Using the Generator in a Session¶
YAML Configuration¶
DataSources:
- Name: FromConsumerGenerator
Generator: FromConsumerGenerator
GeneratorConfiguration:
SessionName: LiveSession
ConsumerName: Consumer
Lazy: true
Sessions:
- Name: LiveSession
SaveData: true
Publishers:
- Name: SeedPublisher
DataSourceNames: [ SomeDataSource ]
RabbitMq:
<<: *rabbitmq
ExchangeName: amq.direct
RoutingKey: source-route
- Name: PublisherBasedOnConsumer
Stage: 1
DataSourceNames: [ FromConsumerGenerator ]
RabbitMq:
<<: *rabbitmq
ExchangeName: amq.direct
RoutingKey: target-route
Consumers:
- Name: Consumer
Stage: 0
TimeoutMs: 3000
RabbitMq:
<<: *rabbitmq
ExchangeName: amq.direct
RoutingKey: source-route
- Name: LiveConsumer
Stage: 2
TimeoutMs: 3000
RabbitMq:
<<: *rabbitmq
ExchangeName: amq.direct
RoutingKey: target-route
Now you have:
- a
Consumerthat reads the source route - a lazy generator that reads that consumer's live output
- a
PublisherBasedOnConsumerthat republishes the live data to the target route - a
LiveConsumerthat reads the republished data
One Live Stream, One Consumer Path¶
The runtime backs GetData() with one shared live communication object for that running action.
In practice, the safest pattern is:
- one live generator per live stream
- one publisher or transaction consuming that live generator
If you fan out the same live stream to several consumers without verifying the behavior carefully, treat duplicate or missing items as a real risk.
Cancelling a Running Action via Generator¶
You can also use a generator to cancel a running action when a condition is met.

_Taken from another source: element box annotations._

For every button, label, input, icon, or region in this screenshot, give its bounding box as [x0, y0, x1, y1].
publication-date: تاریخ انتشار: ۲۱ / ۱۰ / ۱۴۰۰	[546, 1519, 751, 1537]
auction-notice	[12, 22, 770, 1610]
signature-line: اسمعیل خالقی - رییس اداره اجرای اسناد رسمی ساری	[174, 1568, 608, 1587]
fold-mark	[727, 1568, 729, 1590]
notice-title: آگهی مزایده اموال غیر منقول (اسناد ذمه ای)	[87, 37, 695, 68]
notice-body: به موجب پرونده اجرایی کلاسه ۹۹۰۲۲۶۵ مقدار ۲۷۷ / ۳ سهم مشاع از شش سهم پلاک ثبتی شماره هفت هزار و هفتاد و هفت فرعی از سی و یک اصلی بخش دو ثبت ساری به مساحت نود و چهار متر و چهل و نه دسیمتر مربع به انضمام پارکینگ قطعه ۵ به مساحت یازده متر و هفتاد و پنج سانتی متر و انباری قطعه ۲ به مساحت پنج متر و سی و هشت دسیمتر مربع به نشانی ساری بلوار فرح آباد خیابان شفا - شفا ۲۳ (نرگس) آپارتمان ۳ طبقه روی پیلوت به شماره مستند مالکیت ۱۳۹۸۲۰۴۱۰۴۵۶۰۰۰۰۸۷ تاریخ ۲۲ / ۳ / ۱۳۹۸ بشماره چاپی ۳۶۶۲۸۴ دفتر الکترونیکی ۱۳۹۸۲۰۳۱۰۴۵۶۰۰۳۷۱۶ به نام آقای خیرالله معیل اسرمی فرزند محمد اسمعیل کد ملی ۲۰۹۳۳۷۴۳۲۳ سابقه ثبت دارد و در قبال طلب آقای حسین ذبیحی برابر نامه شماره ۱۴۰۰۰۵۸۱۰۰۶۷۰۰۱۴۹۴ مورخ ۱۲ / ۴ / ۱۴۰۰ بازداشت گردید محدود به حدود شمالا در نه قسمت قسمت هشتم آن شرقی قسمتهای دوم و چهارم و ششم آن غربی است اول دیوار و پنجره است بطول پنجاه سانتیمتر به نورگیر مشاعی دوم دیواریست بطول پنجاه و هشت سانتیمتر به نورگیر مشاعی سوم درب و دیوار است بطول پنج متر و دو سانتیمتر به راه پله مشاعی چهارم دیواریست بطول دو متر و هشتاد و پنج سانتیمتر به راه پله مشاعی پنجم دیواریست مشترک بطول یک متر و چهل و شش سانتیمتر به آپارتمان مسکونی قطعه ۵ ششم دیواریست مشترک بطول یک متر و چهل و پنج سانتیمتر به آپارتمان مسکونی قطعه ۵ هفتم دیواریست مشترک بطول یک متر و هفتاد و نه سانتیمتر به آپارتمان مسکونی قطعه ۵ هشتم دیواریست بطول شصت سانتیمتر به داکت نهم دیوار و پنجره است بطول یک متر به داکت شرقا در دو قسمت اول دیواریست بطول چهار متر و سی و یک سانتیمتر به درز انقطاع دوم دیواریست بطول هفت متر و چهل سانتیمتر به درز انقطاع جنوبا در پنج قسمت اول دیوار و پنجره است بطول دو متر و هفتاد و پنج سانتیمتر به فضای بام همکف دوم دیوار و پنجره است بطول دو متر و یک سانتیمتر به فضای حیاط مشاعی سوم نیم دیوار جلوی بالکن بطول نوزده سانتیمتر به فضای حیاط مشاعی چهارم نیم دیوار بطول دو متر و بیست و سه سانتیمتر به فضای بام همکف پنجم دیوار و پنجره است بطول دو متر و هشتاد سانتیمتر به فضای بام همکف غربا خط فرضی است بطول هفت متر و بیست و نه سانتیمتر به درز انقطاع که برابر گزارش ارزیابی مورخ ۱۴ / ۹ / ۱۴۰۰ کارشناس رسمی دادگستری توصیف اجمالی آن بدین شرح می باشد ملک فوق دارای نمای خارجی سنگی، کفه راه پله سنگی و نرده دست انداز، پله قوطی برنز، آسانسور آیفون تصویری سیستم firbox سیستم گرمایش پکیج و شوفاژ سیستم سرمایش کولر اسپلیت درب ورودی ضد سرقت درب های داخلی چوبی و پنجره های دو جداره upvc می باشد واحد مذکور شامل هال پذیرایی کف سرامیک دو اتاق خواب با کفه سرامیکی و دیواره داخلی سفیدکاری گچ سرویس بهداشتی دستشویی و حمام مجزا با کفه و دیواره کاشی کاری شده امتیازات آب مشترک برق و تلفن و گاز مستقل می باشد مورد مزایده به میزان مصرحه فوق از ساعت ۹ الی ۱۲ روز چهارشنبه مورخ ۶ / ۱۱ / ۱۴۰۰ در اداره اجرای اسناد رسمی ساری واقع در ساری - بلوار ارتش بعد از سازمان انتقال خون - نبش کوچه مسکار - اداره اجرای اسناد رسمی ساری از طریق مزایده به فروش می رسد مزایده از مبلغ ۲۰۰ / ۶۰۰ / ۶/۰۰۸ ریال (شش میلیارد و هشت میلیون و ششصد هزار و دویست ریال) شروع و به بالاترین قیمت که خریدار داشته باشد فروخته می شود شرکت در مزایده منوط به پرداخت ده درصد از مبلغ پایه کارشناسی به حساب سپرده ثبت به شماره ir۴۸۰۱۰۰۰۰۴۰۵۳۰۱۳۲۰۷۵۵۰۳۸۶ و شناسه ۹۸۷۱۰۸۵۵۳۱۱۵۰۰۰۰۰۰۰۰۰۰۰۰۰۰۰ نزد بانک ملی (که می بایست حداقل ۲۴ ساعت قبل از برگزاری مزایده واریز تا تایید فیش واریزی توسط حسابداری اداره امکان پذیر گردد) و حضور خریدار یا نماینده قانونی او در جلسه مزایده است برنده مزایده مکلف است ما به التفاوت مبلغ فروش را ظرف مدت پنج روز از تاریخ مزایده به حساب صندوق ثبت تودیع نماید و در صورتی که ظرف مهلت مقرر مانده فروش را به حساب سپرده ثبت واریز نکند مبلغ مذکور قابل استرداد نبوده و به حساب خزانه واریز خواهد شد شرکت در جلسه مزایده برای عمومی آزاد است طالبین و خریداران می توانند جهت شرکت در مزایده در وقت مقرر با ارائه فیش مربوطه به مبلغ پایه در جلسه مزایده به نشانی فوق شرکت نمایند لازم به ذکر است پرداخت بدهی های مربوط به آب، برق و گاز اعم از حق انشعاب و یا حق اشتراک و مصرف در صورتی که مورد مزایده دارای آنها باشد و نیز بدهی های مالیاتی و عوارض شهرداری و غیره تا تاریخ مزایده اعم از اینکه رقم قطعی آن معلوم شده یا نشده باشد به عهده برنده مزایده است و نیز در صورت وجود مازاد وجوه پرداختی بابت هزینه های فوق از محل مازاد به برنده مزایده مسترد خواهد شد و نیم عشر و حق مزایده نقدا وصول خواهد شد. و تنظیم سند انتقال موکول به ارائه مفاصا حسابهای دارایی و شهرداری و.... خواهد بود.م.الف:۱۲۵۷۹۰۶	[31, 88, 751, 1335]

Example: Cancel Consumer After 50 Items¶
using System.Collections.Immutable;
using System.ComponentModel.DataAnnotations;
using QaaS.Framework.SDK.DataSourceObjects;
using QaaS.Framework.SDK.Extensions;
using QaaS.Framework.SDK.Hooks.Generator;
using QaaS.Framework.SDK.Session.DataObjects;
using QaaS.Framework.SDK.Session.SessionDataObjects;
namespace QaaS.Runner.E2ETests.Generators.CancelConsumerGenerator;
public record CancelConsumerGeneratorConfig
{
[Required] public string SessionName { get; set; }
[Required] public string ConsumerName { get; set; }
}
public class CancelConsumerGenerator : BaseGenerator<CancelConsumerGeneratorConfig>
{
public override IEnumerable<Data<object>> Generate(
IImmutableList<SessionData> sessionDataList,
IImmutableList<DataSource> dataSourceList)
{
var itemsPublished = 0;
var liveConsumer = Context.CurrentRunningSessions
.GetSessionByName(Configuration.SessionName)
.GetOutputByName(Configuration.ConsumerName);
foreach (var item in liveConsumer.GetData())
{
itemsPublished++;
yield return item;
if (itemsPublished == 50)
liveConsumer.DataCancellationTokenSource.Cancel();
}
}
}
Key Mechanism¶
liveConsumer.DataCancellationTokenSource.Cancel()signals the running action to stop- this works because the generator is reading the same running communication object that the action is writing to
That makes live generators useful not only for republishing, but also for early termination, failure-path testing, and rate-based control flows.